V Sunday of Lent, 3 April

We stretch out our hands to the Lord

 We stretch out our hands  to the Lord  ING-013
01 April 2022

We should not ascribe an absolute importance to one image or instructive example deployed by St. Paul in his teaching literature. He used many intuitions to shade in the contours of his life in Christ. Some have exaggerated the image of athleticism connoted by Paul’s describing Christian discipleship as a marathon one runs to become a “winner” (Phil 3:13). No one denies a coach demanding we pick up our pace and stretch forward (epektenomai) toward more alacrity in embracing life in Christ. Vigor and virtue, not lethargy and rest, are fundamental disciplines in Christian discipleship. Complacency quenches fervor at the starting guns of races to seek God.

Yet racing for a prize is an image of Christian discipleship as a zero-sum game. The winners’ crowns are reserved for spiritual virtuosi who by special training imply the amateurs will taste their dust. These are the Christian elite who train in private, special gymnasiums. Christian life based on a proviso of exuberant athletic practice is superficial.
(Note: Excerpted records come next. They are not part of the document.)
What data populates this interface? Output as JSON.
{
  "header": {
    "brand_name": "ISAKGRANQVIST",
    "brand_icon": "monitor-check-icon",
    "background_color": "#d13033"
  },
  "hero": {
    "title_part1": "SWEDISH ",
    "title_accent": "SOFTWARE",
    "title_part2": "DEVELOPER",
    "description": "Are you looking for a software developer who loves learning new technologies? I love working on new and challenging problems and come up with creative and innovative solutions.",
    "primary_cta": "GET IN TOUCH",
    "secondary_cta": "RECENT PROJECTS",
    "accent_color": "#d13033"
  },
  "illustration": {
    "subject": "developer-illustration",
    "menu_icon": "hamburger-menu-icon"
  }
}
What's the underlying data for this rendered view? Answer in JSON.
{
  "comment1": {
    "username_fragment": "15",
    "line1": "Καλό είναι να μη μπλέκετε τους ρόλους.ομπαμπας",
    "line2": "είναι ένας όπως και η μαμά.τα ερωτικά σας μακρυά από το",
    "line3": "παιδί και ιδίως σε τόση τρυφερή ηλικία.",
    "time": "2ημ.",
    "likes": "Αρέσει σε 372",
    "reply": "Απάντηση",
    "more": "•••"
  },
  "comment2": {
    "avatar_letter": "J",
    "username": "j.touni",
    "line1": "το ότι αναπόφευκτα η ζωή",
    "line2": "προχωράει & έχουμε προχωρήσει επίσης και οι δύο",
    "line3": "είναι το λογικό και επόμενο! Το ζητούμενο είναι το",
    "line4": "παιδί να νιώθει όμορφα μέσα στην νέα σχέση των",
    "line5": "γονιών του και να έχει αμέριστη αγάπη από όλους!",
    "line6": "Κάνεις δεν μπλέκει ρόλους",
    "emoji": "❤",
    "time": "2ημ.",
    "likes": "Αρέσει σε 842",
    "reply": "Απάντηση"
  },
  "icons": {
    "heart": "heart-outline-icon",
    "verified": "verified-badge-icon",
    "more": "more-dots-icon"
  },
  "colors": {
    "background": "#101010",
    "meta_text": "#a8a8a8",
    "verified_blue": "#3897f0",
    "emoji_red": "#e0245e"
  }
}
In Paul’s sentences that precede his racing metaphor (Phil. 3-4-6) his image of the Christian as a trained long-distance runner is nuanced. He runs toward a prize but also from his past selves, discounting ultimate value in having been circumcised, zealous for the Law, and even past himself equal to the Apostles in having “seen Christ”. Stretching forward is his action metaphor for more inner work required than resting on past or future laurels. Gregory of Nyssa’s extended theology of always “stretching forward” to an expanding knowledge and love of God is crucial. The “race” to surpass one’s complacencies never ends.

A third reading of Paul’s racing metaphor is more idiosyncratic: Jesus’ coaching that we love one another is love as a compassionate keeping company with one’s fellow racers in life who stumble, who can only jog slowly, who always keep falling and getting up. This way of being a Christian disciple is to pace oneself with those apparently losing life’s race. We align ourselves with those needing grace. We choose to stumble forward together as the Holy Spirit sprints toward us. An Ode of Solomon (37) implies our communal reality:

“I stretched out my hands to the Lord, and towards the Most High I raised my voice. I spoke with the lips of my heart, and He heard my cry. His Word came towards me, to give me the fruits of my labors. He gave me rest by the grace of the Lord. Hallelujah.”

The Lord dined with the iron-willed Pharisees. He found merit in Mary of Bethany resting to receive his next word. The Savior descended into hell to clasp the outstretched hands of those only apparently left behind by the Holy Spirit’s new dispensation through Him.

The Christian’s inner work of epectasis (stretching forward) is to realize that in all stumbling toward the Father no effort is lost. Jesus commanded we love and wait for one another as we have been loved and awaited first. Any gold-embossed invitations to Love’s banquet, are for those who, before they sit to eat, have seen to it that everyone’s feet are washed. They wait in the last place until everyone else is fed.